Traditional “Western” style of living

Outside of the largely impoverished streets of Kinshasa, however, is a visible and steadily-growing upper class.  Walled off from the conditions surrounding them, and living in gated communities that offer a more traditional “Western” style of living. Some of these residents have taken aim at working to improve conditions for residents of the city.  Among them is Patricia Nzolantima, a Harvard and Stanford educated entrepreneur who holds high hopes for her fellow Congolese women.
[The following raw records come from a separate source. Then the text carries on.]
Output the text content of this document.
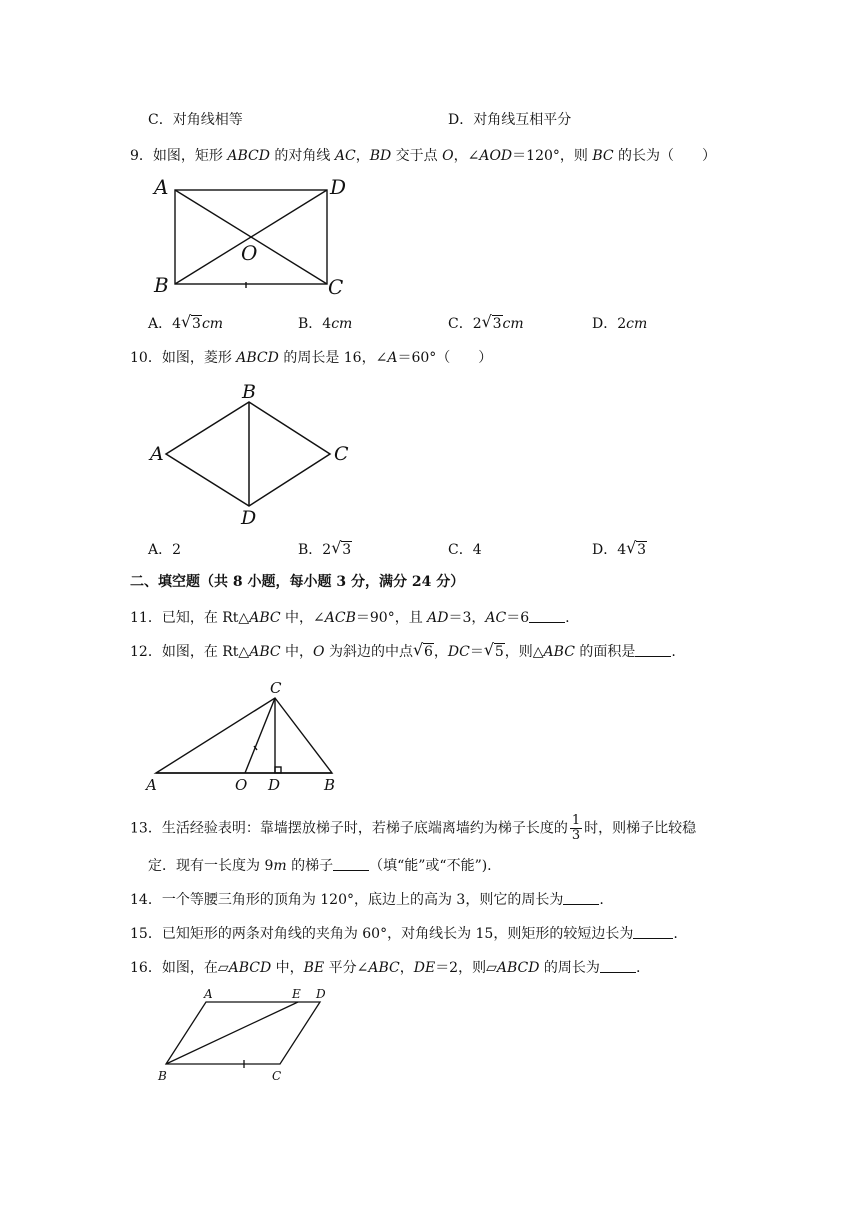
C．对角线相等	D．对角线互相平分
9．如图，矩形 ABCD 的对角线 AC，BD 交于点 O，∠AOD＝120°，则 BC 的长为（　　）
A	D
B	C
O
A．4 √ 3cm	B．4cm	C．2 √ 3cm	D．2cm
10．如图，菱形 ABCD 的周长是 16，∠A＝60°（　　）
B
A	C
D
A．2	B．2 √ 3	C．4	D．4 √ 3
二、填空题（共 8 小题，每小题 3 分，满分 24 分）
11．已知，在 Rt△ABC 中，∠ACB＝90°，且 AD＝3，AC＝6	.
12．如图，在 Rt△ABC 中，O 为斜边的中点 √ 6，DC＝ √ 5，则△ABC 的面积是	.
C
A	O D	B
13．生活经验表明：靠墙摆放梯子时，若梯子底端离墙约为梯子长度的 $\frac{1}{3}$ 时，则梯子比较稳
定．现有一长度为 9m 的梯子	（填“能”或“不能”).
14．一个等腰三角形的顶角为 120°，底边上的高为 3，则它的周长为	.
15．已知矩形的两条对角线的夹角为 60°，对角线长为 15，则矩形的较短边长为	.
16．如图，在▱ABCD 中，BE 平分∠ABC，DE＝2，则▱ABCD 的周长为	.
A	E D
B	C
Patricia, tuned in to some of the unique challenges that traversing Kinshasa entails, decided it was time for a change.   Like many large cities, the roads can be confusing and difficult to navigate.  However, unlike many of its counterparts, the majority of roads remain unpaved.  Also, the patrolmen (and women) assigned to direct traffic frequently provide contradictory directions. Thus making travel for those not intimately acquainted with the seemingly limitless roads and passageways an impenetrable task.  Patricia, however, has been the first entrepreneur in the city to provide a new solution.

Ubiz cabs

A striking contrast to all of the other cabs in Kinshasa, bright pink cars have driven exclusively by women, have begun to turn heads.  They offer clients snacks and drinks to make the otherwise stress-inducing drives around the city more pleasant. And also offers female clients a safe and secure method of travel.  One rider states- “I’ve always been a bit scared to drive in Kinshasa because it’s complicated but seeing a woman behind the wheel, it really gives you confidence.”  As only one of Patrica Nzolantima’s startups, Ubiz Cabs, has thus far proven her most immediately successful venture.
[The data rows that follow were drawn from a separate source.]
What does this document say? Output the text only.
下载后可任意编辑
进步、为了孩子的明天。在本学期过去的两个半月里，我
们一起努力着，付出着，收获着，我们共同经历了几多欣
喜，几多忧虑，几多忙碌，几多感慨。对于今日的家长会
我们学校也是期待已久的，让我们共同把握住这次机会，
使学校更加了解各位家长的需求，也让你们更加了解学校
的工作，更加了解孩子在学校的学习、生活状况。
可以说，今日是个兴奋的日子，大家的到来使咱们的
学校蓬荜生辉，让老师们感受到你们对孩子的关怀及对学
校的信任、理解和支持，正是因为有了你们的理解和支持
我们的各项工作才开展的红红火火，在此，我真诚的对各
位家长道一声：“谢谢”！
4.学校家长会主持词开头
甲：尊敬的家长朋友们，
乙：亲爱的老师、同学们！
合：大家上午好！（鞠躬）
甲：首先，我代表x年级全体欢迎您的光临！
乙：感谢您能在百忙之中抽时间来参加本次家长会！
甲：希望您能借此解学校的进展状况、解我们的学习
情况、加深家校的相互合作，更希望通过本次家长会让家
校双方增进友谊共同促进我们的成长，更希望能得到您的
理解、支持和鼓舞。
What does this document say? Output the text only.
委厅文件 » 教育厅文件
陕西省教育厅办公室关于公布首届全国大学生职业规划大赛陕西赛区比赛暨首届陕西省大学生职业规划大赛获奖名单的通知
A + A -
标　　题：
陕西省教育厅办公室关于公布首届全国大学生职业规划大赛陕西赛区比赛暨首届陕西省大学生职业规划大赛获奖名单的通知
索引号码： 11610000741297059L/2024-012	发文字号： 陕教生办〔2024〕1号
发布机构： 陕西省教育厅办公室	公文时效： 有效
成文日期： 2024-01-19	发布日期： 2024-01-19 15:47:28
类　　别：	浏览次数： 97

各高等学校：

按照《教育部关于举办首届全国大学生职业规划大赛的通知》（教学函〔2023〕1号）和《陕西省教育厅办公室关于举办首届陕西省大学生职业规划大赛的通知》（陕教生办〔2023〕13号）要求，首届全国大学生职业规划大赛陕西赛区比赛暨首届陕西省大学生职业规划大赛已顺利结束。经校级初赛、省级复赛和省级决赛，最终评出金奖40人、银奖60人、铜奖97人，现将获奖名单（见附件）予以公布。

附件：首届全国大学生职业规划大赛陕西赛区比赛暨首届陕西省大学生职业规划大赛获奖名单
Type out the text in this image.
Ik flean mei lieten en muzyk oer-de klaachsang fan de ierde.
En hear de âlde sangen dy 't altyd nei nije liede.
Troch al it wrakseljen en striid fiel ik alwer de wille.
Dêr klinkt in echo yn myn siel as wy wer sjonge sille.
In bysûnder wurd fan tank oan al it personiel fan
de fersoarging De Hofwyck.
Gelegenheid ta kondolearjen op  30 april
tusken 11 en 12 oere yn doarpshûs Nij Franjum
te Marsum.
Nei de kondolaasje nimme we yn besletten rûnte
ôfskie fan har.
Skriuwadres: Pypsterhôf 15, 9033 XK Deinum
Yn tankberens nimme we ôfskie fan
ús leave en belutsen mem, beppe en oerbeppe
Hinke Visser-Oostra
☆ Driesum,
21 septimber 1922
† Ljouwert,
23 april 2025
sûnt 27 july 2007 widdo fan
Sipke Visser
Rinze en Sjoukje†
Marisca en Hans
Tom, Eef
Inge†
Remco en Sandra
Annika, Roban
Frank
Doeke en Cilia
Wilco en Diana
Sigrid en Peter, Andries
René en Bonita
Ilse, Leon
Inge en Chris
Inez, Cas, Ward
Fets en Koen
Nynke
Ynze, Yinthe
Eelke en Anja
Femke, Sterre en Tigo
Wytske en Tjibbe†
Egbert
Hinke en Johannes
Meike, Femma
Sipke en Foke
For her, it is not only a practical business model but also a way of offering other women in the country stable and relatively high-paid employment.  “Ever since I first became an entrepreneur, I’ve believed in women,” Nzolantima says – “I believe African women will succeed where men have failed.  Believe me, but women in positions of power and they’ll change the world.”

Aiming to make a big impact on the transport sector in the Congo

Ubiz has set up its own training academy, graduating over 100 women drivers in 2020 alone.  Academy lessons include standard aphorisms from the service industry, including the old tried and true – “the customer is always right.”  Most trainees and drivers for UBiz were previously unemployed, as one trainee exclaims – “first of all, there was no such thing as female taxi drivers here in the DRC, so when I saw they were hiring women I thought to myself, well this could be an opportunity for me.”  One trainee, Moukembi, previously employed as a nurse, stands to triple her salary if hired as a driver at Ubiz.

Ubiz cabs have already found success serving Kinshasa’s exclusive, but growing upper and middle class.  However, it can also hopefully contribute to further diminishing the city’s wealth disparity, not only providing dozens of Congolese women with stable employment but also encouraging and inspiring other hopeful entrepreneurs, both female and male, to help bring greater economic stability and prosperity to the country.  In the case of Congolese entrepreneurship, the future most definitely seems to be female, rocketing towards a brighter future in a pink taxi cab.